"Love Is Strange"
In most romances, no one worries about money or space, not even in high-dollar Manhattan. In "Love Is Strange," writer/director Ira Sachs' 2014 sleeper, new to Sony Classics DVD/Blu-ray and streaming, these forces retain their real-world gravity. So when George (Alfred Molina) weds Ben (John Lithgow), his partner of decades, and loses his job teaching music at a Catholic school in the bargain, the sudden loss of income is a serious problem. And as they scour New York for a new apartment they can afford, the newlyweds have to split up and bunk in other tiny dwellings around the city—George with gay neighbors a generation younger, Ben with his nephew and family, who have their own problems. Complications ensue.
"The Sword of Doom"
In cinema, samurai are like cowboys—the minute you spot that iconic silhouette, you can make some assumptions about skill, stoicism, and adherence to a code.

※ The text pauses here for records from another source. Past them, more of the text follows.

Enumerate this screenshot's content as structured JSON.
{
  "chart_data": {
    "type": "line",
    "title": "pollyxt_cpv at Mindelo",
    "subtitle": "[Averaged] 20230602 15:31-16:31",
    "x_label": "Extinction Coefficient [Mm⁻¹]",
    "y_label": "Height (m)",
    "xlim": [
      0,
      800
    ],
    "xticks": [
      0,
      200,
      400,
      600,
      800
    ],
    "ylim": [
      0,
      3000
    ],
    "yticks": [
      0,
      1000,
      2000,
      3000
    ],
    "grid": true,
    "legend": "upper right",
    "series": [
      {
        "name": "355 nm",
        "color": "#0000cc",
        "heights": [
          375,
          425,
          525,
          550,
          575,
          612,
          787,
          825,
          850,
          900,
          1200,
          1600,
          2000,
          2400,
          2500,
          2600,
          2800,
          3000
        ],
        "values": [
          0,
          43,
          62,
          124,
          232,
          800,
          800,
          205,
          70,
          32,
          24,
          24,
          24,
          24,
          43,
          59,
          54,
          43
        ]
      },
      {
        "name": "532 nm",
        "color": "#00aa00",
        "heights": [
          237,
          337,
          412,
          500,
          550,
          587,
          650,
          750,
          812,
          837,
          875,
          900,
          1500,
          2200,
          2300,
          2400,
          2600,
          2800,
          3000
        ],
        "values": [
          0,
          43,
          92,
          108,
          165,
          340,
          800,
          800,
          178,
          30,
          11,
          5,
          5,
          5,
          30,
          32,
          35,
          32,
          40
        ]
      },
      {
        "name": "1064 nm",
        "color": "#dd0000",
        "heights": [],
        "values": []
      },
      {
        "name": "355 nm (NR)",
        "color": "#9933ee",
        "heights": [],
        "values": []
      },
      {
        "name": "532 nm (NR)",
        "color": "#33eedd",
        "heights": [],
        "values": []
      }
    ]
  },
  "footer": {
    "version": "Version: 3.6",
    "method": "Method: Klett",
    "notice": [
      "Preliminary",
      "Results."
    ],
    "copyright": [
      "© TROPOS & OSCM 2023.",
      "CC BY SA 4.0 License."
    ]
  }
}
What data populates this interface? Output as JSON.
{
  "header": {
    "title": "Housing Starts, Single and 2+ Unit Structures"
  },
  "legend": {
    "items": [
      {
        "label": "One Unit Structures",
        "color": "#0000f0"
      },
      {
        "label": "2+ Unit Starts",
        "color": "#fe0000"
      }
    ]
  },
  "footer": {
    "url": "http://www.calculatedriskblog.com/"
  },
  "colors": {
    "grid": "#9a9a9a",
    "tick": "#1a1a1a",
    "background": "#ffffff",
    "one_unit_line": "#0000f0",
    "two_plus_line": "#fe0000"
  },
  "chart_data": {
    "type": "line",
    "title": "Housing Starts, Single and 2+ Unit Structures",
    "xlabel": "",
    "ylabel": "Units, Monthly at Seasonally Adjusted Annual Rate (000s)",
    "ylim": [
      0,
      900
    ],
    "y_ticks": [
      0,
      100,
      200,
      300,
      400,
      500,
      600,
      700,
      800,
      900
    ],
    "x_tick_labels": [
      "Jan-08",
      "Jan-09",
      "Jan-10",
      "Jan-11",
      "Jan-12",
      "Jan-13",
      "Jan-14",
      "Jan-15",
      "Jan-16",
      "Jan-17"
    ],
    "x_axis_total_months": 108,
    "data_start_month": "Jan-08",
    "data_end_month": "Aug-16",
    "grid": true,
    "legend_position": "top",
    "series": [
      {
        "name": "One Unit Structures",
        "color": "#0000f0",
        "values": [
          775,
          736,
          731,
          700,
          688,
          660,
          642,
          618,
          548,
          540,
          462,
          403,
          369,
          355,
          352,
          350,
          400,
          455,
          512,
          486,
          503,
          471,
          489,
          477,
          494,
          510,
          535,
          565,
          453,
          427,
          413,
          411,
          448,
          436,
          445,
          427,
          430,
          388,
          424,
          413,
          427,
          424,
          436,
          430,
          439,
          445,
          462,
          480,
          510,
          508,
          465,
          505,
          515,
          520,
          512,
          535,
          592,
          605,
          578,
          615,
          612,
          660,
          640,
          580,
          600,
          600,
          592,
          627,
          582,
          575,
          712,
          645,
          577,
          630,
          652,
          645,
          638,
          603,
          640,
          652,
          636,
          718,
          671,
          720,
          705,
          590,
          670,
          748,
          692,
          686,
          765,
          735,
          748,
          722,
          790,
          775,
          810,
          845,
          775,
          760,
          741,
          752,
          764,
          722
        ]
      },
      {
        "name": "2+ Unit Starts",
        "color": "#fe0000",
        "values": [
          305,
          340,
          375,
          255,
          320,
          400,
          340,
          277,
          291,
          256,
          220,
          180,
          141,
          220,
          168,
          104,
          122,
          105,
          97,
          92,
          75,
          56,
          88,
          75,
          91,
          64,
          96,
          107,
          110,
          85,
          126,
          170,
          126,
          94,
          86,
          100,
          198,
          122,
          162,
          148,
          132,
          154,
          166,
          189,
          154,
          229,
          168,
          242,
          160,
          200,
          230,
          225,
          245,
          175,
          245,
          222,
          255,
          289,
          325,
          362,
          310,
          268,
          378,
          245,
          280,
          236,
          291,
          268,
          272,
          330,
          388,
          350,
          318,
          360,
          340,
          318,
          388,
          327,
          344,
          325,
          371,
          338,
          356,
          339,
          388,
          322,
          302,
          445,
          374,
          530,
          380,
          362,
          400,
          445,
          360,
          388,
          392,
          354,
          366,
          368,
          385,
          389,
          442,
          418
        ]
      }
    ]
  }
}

But what if our protagonist isn't a hero in waiting, or even an antihero? What if he's a murderous borderline sociopath? Japanese director Kihachi Okamoto's undersung 1966 film "The Sword of Doom," out now in a new digital transfer from the Criterion Collection, pushes this idea further than Western directors such as Sam Peckinpah or Sergio Leone would for a couple of years. Indeed, its evocation of the psychic costs of a life dedicated to bloody violence feels remarkably fresh today.